Selon les chercheurs, environ 4 % excrétaient encore de l’ARN viral dans leurs selles sept mois après leur diagnostic initial.

Bhatt n’a pas tardé à noter que l’ARN constituait des restes génétiques du coronavirus, et non un virus vivant réel – il est donc peu probable que le caca d’une personne puisse être contagieux.

« Bien qu’il y ait eu des rapports isolés de personnes capables d’isoler le virus vivant du SRAS-CoV-2 à partir de selles, je pense que c’est probablement beaucoup moins courant que de pouvoir isoler le virus vivant des voies respiratoires », a déclaré Bhatt. « Je ne pense pas que notre étude suggère qu’il y ait beaucoup de transmission fécale-orale. »

Mais la présence persistante de COVID dans l’intestin suggère une influence potentielle pour la maladie à long terme, a-t-elle déclaré.
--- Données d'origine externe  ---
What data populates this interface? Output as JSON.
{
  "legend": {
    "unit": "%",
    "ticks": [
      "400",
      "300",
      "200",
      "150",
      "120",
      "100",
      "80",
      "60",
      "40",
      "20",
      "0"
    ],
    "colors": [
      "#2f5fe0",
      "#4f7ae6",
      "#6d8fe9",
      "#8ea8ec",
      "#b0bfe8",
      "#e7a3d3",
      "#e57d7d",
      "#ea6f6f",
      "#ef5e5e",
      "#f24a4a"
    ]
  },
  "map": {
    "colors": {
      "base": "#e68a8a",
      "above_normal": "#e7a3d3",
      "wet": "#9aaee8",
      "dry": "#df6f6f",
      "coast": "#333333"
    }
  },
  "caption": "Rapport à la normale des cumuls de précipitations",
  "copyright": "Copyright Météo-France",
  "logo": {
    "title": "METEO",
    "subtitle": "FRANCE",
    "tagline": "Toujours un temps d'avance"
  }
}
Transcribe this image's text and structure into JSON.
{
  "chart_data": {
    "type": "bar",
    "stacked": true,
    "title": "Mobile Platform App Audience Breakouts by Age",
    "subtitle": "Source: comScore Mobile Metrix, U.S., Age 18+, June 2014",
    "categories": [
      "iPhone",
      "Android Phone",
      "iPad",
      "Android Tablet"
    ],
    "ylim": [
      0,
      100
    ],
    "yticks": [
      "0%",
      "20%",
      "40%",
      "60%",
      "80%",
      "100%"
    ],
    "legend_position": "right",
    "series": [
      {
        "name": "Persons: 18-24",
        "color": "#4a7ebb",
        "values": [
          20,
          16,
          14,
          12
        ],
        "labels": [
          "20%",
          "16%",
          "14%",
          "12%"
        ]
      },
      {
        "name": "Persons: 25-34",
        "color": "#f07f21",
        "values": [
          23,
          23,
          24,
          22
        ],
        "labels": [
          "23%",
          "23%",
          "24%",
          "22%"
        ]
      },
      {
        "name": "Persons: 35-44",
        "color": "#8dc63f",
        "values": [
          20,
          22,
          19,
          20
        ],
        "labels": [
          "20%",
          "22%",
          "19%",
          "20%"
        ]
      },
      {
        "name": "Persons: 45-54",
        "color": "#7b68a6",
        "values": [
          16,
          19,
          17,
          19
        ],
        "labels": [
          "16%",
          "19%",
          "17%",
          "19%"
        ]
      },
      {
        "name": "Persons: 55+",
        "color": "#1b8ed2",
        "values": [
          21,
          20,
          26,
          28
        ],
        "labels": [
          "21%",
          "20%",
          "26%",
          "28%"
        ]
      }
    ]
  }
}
« Le SRAS-CoV-2 pourrait traîner dans l’intestin ou même dans d’autres tissus pendant une période plus longue qu’il ne reste dans les voies respiratoires, et là, il peut essentiellement continuer à chatouiller notre système immunitaire et induire certains de ces conséquences à long terme », a déclaré Bhatt.

Le long COVID est devenu un problème tellement établi que de nombreux grands centres médicaux ont créé leurs propres cliniques de long COVID pour essayer de détecter les symptômes et les traitements potentiels, a déclaré le Dr William Schaffner, directeur médical de la National Foundation for Infectious Diseases.

« Une proportion très importante d’individus qui se remettent du COVID de manière aiguë ont néanmoins des symptômes persistants, et ils peuvent impliquer un éventail de systèmes d’organes différents », a déclaré Schaffner.

« Ces données ajoutent à la notion que les cellules de l’intestin peuvent elles-mêmes être impliquées dans l’infection virale COVID, et elles pourraient potentiellement contribuer à certains des symptômes – douleurs abdominales, nausées, une sorte de détresse intestinale – qui peuvent être un aspect du long COVID », a-t-il déclaré.

Bhatt a déclaré que les résultats ont également des implications pour les efforts de santé publique visant à prédire les épidémies émergentes de COVID en testant les eaux usées d’une communauté pour trouver des preuves du virus, et Schaffner est d’accord.

« Si, comme on dit, environ 4% des personnes sept ou huit mois plus tard excrètent encore des restes viraux dans leurs selles, cela complique l’évaluation de la densité des nouvelles infections dans une communauté », a déclaré Schaffner. « C’est une autre chose que nous devons prendre en considération et commencer à envisager d’aller de l’avant. »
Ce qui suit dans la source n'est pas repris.